Impact of implementation of the algorithm: This was a beforeand- after study (pre- and post-implementation of the CDSS), of 6 months’ duration for each period, in which all requests for CTA aorta for suspected AAS were collected. We evaluated the number of requests for CTA for suspected AAS and the diagnostic yield of these (normal study, findings of AAS, or other unrelated findings).

Exploration of risk factors associated with radiological findings: All cases of suspected AAS in the 27 successive months after implementation of the algorithm (March 2016 to June 2018) were studied. We evaluated the association between the factors included in the CDSS and the radiological findings on CTA.

Statistical analysis

Univariate multinomial regression models were used to evaluate the association between the risk factors included in the algorithm and the radiological findings, with three categories: normal study or irrelevant/nonpathological findings, study diagnostic of AAS, or study with findings of other acute pathologies different from AAS. No multivariate models were used due to the low frequency of positive findings.

P-values <0.05 were considered indicative of statistical significance.

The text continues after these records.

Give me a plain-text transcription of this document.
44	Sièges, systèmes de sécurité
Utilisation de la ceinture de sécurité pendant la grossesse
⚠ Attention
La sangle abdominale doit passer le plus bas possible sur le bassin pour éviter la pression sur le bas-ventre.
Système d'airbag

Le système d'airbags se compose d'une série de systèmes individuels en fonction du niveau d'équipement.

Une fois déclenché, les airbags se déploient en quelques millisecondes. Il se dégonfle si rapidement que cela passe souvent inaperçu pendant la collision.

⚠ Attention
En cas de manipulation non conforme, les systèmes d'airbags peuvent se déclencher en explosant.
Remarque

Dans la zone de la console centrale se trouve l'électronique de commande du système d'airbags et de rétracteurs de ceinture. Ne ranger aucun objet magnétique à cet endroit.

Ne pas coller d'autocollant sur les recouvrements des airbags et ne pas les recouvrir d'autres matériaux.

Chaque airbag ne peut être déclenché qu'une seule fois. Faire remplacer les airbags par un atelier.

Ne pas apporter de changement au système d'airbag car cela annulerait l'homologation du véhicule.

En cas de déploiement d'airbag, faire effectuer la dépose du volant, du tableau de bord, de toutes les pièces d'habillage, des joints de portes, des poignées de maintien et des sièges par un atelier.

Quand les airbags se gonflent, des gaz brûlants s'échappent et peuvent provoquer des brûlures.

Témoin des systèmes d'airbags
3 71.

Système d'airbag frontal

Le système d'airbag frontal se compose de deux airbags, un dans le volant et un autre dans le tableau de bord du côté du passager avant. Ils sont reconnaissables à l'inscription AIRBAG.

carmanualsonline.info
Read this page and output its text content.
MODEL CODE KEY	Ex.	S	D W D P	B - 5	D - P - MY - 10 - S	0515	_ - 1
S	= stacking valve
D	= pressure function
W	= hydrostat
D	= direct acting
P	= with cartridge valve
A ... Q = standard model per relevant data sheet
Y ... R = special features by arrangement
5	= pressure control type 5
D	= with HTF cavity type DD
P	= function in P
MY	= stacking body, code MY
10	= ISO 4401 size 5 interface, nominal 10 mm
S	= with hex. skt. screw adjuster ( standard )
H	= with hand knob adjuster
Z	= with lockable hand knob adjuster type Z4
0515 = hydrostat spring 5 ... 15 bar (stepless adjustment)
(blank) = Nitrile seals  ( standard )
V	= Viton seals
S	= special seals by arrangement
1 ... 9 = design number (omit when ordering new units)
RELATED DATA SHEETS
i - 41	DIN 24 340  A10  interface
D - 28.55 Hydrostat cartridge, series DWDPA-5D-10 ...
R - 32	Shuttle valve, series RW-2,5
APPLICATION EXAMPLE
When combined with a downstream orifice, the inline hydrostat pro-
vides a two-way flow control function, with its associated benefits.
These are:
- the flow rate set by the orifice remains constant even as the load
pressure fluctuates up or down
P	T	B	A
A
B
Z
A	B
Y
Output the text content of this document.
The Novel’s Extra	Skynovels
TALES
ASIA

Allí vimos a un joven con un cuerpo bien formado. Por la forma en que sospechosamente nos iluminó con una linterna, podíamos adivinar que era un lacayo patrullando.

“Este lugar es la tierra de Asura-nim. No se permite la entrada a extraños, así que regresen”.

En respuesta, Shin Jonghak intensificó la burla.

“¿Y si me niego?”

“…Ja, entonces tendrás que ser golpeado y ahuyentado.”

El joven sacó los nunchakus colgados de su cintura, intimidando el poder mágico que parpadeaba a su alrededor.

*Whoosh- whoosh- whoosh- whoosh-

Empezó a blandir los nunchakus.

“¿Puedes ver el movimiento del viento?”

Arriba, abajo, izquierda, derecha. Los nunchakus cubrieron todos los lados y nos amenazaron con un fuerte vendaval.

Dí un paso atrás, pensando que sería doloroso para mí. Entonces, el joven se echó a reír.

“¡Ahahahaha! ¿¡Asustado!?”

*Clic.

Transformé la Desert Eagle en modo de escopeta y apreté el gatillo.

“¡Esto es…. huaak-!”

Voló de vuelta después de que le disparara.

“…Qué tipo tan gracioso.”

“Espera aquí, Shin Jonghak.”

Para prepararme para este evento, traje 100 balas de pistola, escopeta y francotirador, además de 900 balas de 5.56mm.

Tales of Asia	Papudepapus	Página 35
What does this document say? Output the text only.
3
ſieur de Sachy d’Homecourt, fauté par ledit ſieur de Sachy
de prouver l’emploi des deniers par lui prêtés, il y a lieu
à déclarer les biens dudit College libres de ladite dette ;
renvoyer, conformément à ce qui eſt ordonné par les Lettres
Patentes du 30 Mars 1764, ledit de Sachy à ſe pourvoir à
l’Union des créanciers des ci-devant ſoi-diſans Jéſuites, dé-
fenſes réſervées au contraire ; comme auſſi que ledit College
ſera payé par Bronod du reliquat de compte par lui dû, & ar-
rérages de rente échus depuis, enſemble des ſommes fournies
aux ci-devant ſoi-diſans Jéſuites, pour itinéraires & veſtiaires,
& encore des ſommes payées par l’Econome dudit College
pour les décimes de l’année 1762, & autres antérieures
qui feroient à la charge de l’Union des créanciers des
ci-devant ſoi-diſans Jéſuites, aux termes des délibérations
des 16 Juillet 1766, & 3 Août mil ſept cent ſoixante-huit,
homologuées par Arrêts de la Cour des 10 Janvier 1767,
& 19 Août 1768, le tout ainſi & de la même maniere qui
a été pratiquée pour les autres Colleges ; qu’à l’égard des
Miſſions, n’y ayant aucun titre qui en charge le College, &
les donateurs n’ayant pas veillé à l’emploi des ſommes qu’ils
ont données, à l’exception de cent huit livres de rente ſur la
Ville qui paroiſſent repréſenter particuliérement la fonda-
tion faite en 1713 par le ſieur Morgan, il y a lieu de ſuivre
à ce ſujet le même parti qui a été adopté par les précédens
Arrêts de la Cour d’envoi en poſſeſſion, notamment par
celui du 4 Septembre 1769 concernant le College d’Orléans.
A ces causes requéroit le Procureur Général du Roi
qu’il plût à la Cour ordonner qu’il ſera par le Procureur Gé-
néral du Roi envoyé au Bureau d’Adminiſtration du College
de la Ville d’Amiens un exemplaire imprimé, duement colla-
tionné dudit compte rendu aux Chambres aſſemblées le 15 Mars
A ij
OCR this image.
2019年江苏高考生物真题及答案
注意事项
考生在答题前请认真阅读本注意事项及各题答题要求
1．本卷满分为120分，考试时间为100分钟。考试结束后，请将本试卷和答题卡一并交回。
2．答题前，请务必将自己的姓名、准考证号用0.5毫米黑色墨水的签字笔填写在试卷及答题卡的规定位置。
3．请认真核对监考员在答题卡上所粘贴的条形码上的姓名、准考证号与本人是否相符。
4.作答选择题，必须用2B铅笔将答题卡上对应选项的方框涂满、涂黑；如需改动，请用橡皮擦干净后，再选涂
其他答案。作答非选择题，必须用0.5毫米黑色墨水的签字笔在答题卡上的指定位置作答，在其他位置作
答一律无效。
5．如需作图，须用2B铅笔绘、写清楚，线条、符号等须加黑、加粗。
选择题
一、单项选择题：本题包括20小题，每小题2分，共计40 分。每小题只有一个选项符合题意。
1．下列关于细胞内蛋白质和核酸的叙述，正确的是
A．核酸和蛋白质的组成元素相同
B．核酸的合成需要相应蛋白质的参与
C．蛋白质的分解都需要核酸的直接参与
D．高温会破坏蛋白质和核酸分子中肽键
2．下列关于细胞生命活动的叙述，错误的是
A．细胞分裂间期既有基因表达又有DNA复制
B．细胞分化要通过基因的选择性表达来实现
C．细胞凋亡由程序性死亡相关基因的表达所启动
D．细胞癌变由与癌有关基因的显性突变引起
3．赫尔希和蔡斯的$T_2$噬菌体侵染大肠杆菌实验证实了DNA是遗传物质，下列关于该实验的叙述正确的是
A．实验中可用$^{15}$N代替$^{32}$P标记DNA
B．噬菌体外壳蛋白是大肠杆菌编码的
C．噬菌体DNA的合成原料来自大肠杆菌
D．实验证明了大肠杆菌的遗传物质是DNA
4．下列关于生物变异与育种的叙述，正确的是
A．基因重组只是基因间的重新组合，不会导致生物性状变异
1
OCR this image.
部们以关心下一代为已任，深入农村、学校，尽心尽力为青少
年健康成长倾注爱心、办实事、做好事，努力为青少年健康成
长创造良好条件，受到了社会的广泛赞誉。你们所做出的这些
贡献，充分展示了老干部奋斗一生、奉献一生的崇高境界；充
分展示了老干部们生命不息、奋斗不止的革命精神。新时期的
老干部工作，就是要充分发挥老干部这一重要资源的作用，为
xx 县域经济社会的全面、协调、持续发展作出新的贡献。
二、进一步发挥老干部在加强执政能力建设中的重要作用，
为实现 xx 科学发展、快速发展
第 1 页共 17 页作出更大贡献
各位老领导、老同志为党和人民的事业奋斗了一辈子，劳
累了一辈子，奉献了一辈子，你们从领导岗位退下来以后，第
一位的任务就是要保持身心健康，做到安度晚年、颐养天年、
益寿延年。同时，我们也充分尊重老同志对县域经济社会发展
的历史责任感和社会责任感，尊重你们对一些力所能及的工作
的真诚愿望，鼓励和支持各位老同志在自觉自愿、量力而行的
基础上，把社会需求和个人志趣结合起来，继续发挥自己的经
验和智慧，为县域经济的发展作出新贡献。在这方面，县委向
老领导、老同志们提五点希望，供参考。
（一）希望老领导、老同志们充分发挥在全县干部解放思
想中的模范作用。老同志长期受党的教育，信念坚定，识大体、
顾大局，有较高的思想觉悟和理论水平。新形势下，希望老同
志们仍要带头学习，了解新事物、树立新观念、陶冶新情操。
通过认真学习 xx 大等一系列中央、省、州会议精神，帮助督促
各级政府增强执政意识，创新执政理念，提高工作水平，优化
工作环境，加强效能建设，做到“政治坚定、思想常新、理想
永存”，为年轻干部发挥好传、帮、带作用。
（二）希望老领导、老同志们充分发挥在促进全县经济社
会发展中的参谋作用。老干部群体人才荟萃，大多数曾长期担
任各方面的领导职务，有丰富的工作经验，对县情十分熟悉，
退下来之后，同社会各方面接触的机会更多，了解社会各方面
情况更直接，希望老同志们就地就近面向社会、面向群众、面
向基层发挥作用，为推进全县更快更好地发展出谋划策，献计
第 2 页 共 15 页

For statistical analysis the program STATA v.15.1 (StataCorp LLC, 4905 Lakeway Drive, College Station, Texas, USA) was used.

Results

Literature review

The literature search identified 573 studies; 6 of these were excluded as duplicates and 550 as the articles did not meet the criteria (e.g. case series, primary studies, studies not in English or Spanish, or in a pediatric population). Ultimately, the analysis and qualitative synthesis included 17 studies that were used to develop the decision support algorithm. These studies were mainly clinical practice guidelines [1,4], imaging appropriateness guidelines [5-7], systematic reviews [8-14] and metaanalysis [15] and other studies that evaluated risk factors for AAS [16,17]. No clinical prediction rules were identified. The screening and selection process is shown in Figure 1.